In a statement yesterday, the Personal Data Protection Commission said it was notified of the breach, which was detected on May 8.
The Singapore Red Cross said "unauthorised access" was made to the part of its website that allows people interested in donating blood to sign up online.
Hackers had also gained access to potential donors' declared blood type, preferred date and time for an appointment as well as preferred location for donating blood.
The non-profit organisation did not say in its statement yesterday if any data was stolen by the hackers.
The breach was reported on May 8 to the police and the privacy watchdog, as well as to the Health Sciences Authority (HSA).
ST understands that the people affected were informed only yesterday, via e-mail and SMS. The Singapore Red Cross did so hours before releasing its statement.
Asked why they were not alerted earlier, a spokesman for the organisation told The Straits Times that after it alerted the authorities, it launched an internal investigation to "ascertain the extent to which our stakeholders could be affected". The spokesman added: "We wanted to have at least this information before we informed the affected individuals."
In its statement, the Singapore Red Cross said there were measures in place to guard against unauthorised access of the website.
But an internal investigation showed that "a weak administrator password could have left the website vulnerable to the unauthorised access".
The website was under maintenance when ST checked yesterday. However, there were links to sites such as giveblood.sg for would-be blood donors.
"As a precaution, we have disconnected the website from Internet access and replaced it with a temporary webpage with links to relevant websites. The website will be reinstated only when all security checks have been completed," said the Singapore Red Cross.
Forensic investigations will be carried out by external consultants to determine the factors that led to the breach.
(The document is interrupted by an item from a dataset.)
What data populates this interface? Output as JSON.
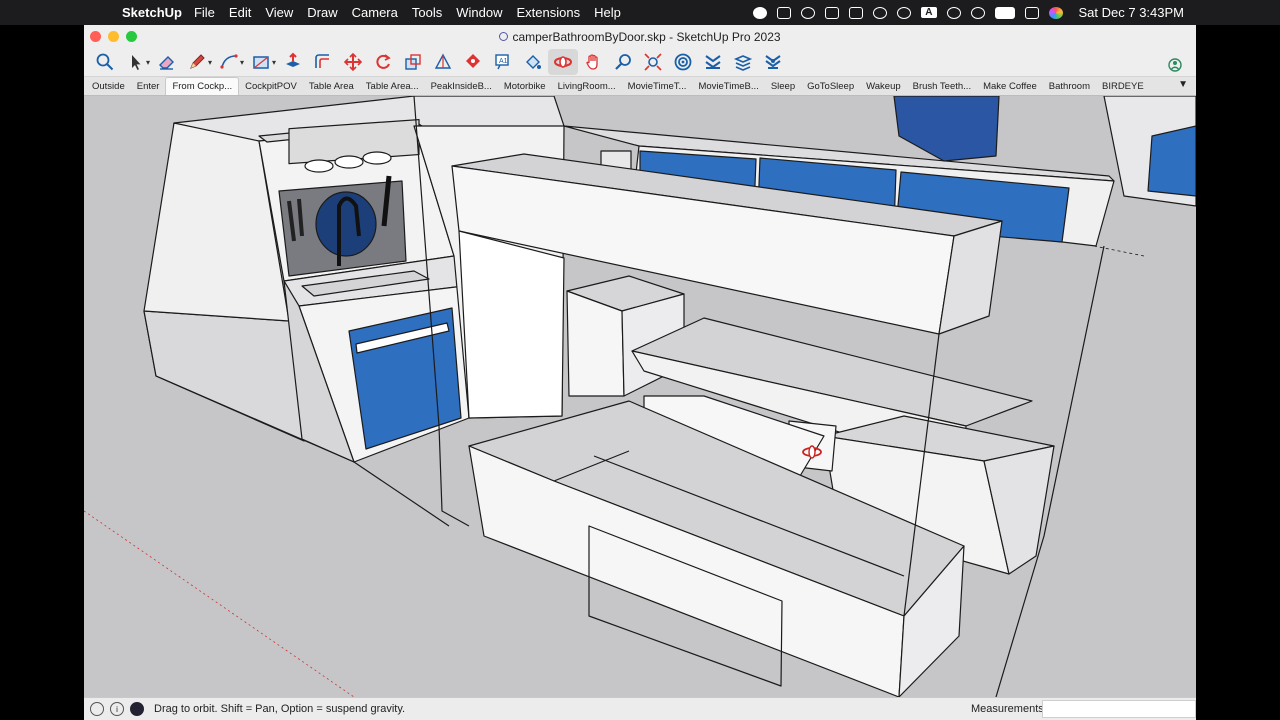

The findings, as well as measures to be taken, will be reported to the council which governs the Singapore Red Cross.
The organisation said it will use the report, as well as the ad-vice of its IT advisory panel and consultants, to strengthen its IT security measures.
Singapore Red Cross secretary-general and chief executive officer Benjamin William said: "Our immediate priority is to ensure affected individuals and partners are notified, while working with the relevant parties to restore and strengthen our IT systems, safeguard our data and mitigate any future risks."
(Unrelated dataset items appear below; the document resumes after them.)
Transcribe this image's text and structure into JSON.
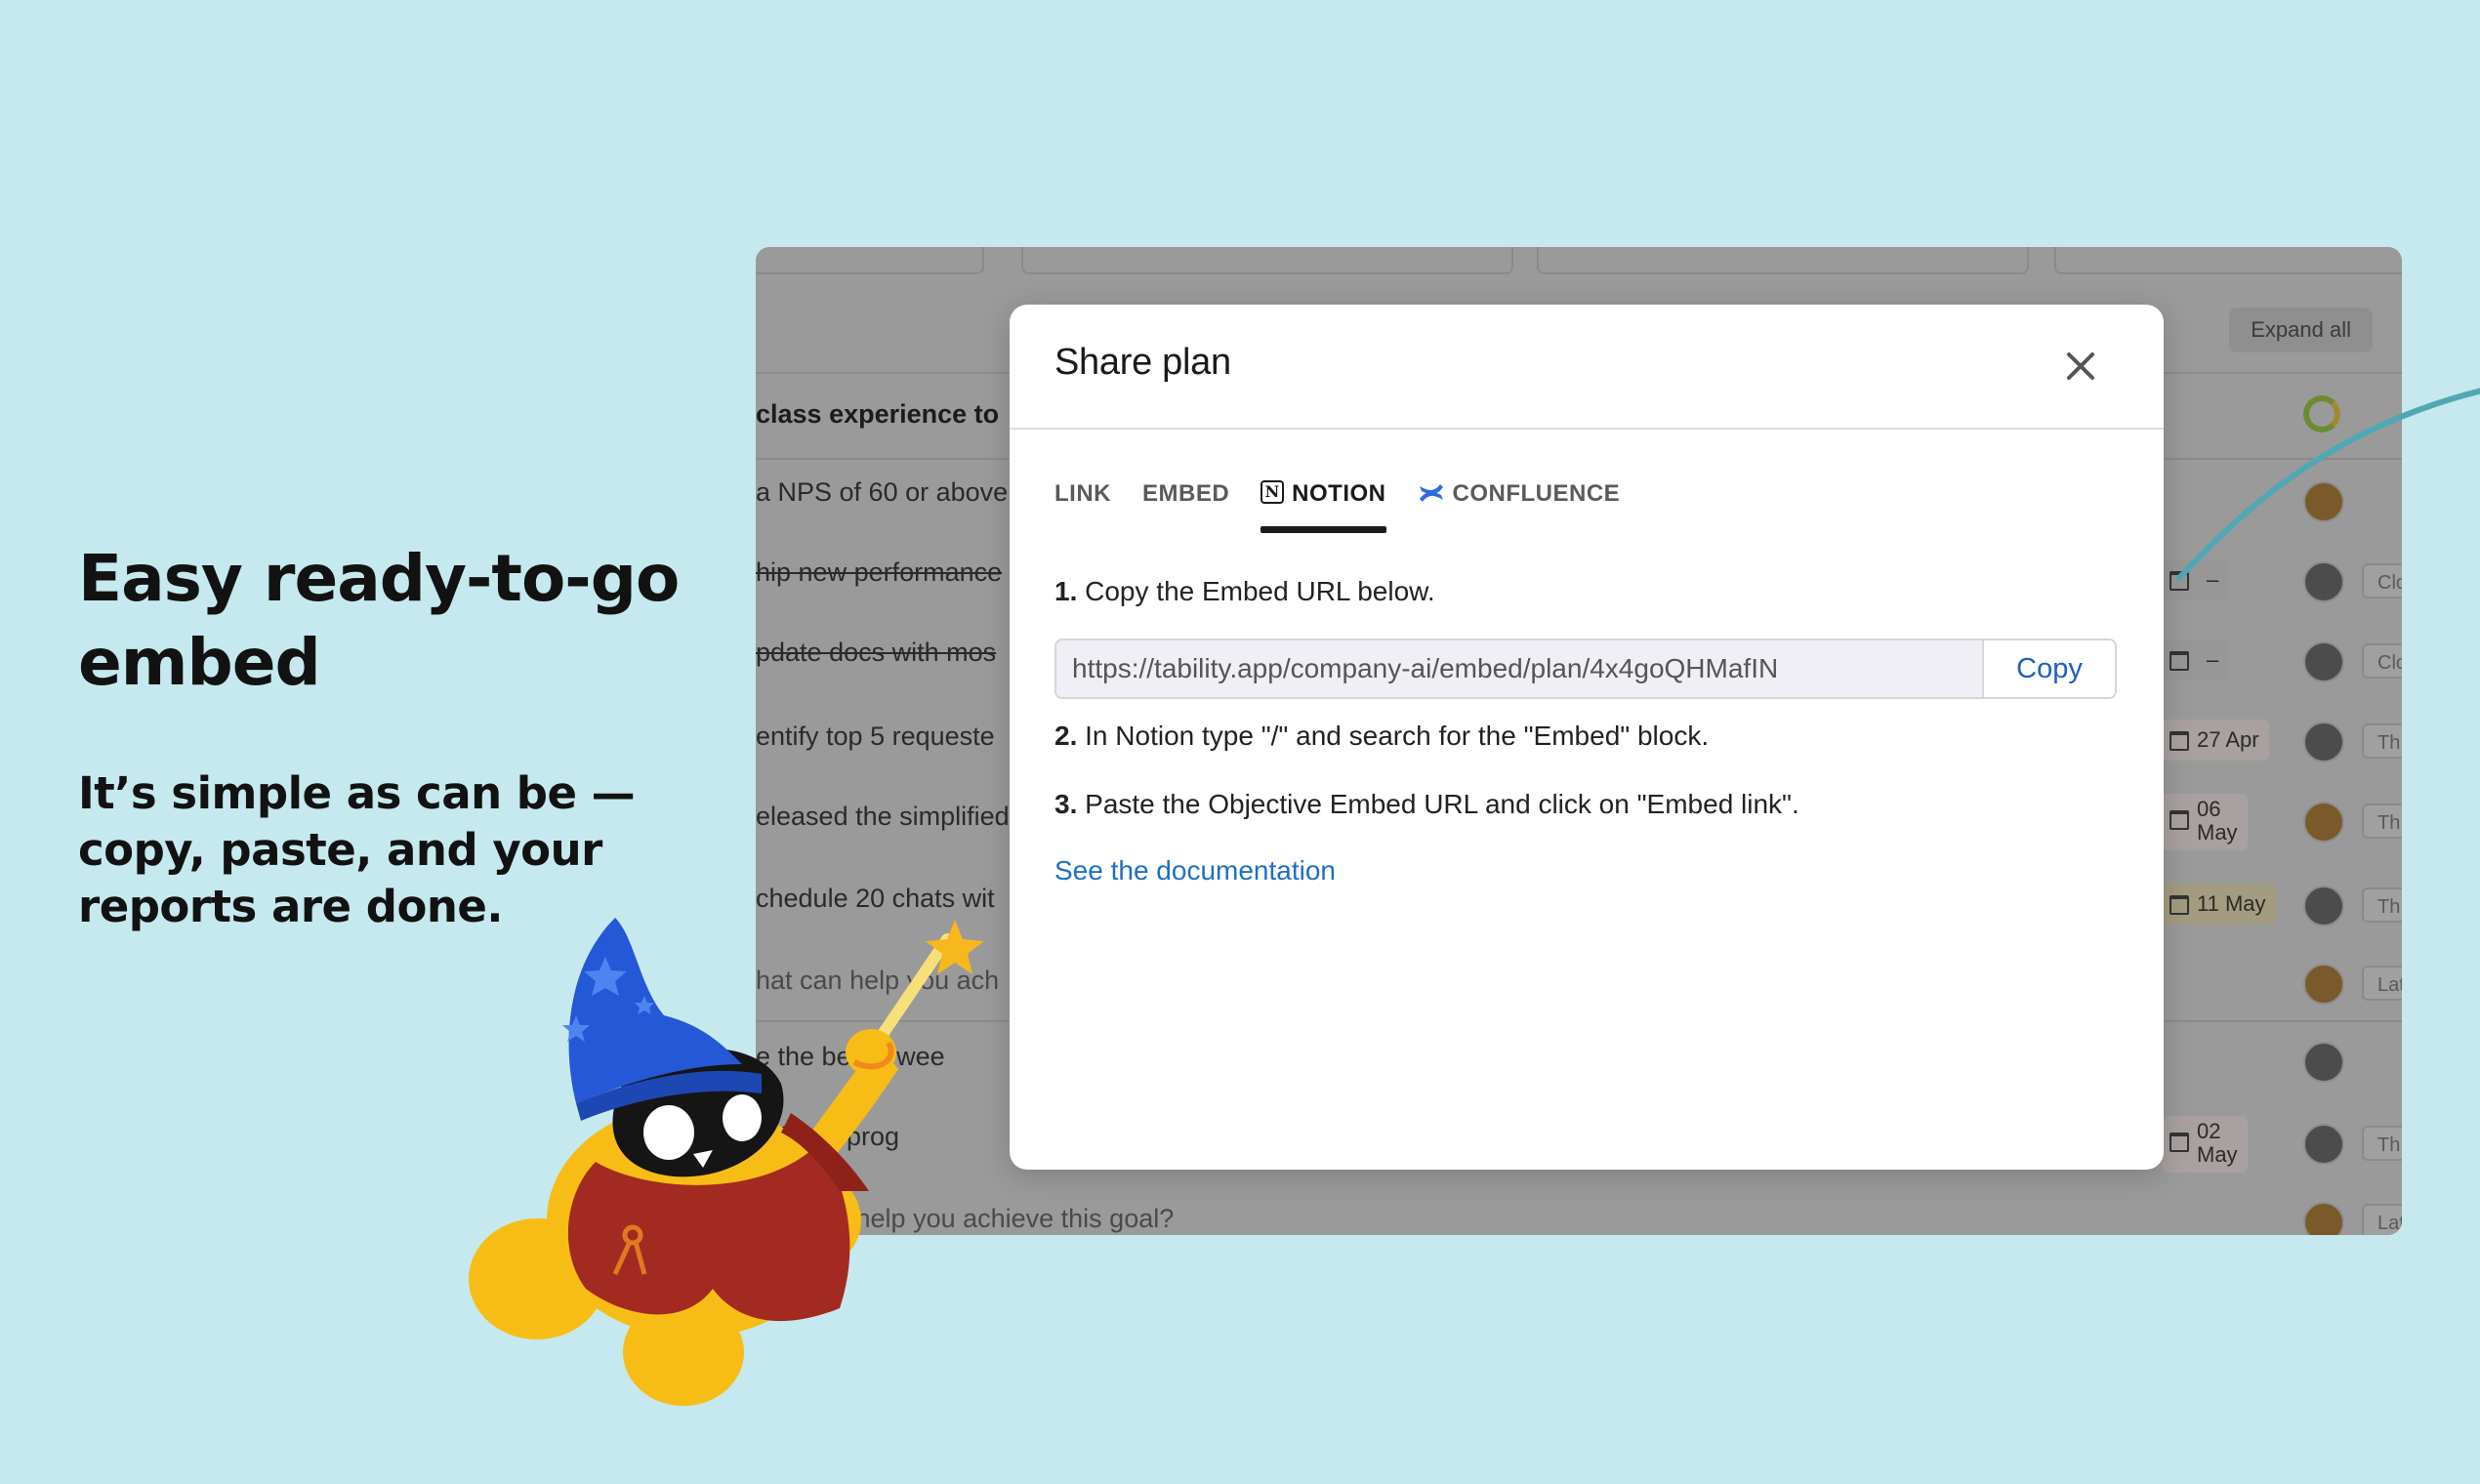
{
  "hero": {
    "title_line1": "Easy ready-to-go",
    "title_line2": "embed",
    "sub_line1": "It’s simple as can be —",
    "sub_line2": "copy, paste, and your",
    "sub_line3": "reports are done."
  },
  "app": {
    "expand_label": "Expand all",
    "rows": [
      "class experience to",
      "a NPS of 60 or above",
      "hip new performance",
      "pdate docs with mos",
      "entify top 5 requeste",
      "eleased the simplified",
      "chedule 20 chats wit",
      "hat can help you ach",
      "e the   ber of wee",
      "referral prog",
      "n help you achieve this goal?"
    ],
    "dates": {
      "d1": "–",
      "d2": "–",
      "d3": "27 Apr",
      "d4_day": "06",
      "d4_month": "May",
      "d5": "11 May",
      "d6_day": "02",
      "d6_month": "May"
    },
    "pills": [
      "Clo",
      "Clo",
      "Th",
      "Th",
      "Th",
      "Lat",
      "Th",
      "Lat"
    ]
  },
  "modal": {
    "title": "Share plan",
    "tabs": [
      "LINK",
      "EMBED",
      "NOTION",
      "CONFLUENCE"
    ],
    "active_tab": "NOTION",
    "step1_num": "1.",
    "step1_text": "Copy the Embed URL below.",
    "url": "https://tability.app/company-ai/embed/plan/4x4goQHMafIN",
    "copy_label": "Copy",
    "step2_num": "2.",
    "step2_text": "In Notion type \"/\" and search for the \"Embed\" block.",
    "step3_num": "3.",
    "step3_text": "Paste the Objective Embed URL and click on \"Embed link\".",
    "doc_link": "See the documentation"
  },
  "colors": {
    "background": "#c5e9ee",
    "link": "#1f6fc4",
    "confluence": "#2f6be0"
  }
}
Mr Bryan Tan, a lawyer from Pinsent Masons MPillay specialising in technology law and data protection, said the data that was compromised was personally identifiable information. Such data may be used for a wide number of nefarious purposes, such as identity fraud and impersonation.
"The data that has been compromised is pretty sensitive data, and it is especially dangerous because there are so many things that those who trade in such data can do with it," he said.
This is the latest in a string of data breaches affecting health-related organisations in Singapore.
In March, it was reported that an HSA vendor had mishandled the data of more than 800,000 blood donors earlier this year. The information, which included names and NRIC numbers, was later said to have been accessed illegally and possibly extracted.
In January, the Ministry of Health revealed that confidential information of 14,200 HIV-positive individuals was allegedly leaked online by Mikhy Farrera-Brochez, an American who had been living in Singapore.
Singapore suffered its worst cyber attack in June last year. The SingHealth data breach resulted in the data of more than 1.5 million patients being stolen, including that of Prime Minister Lee Hsien Loong.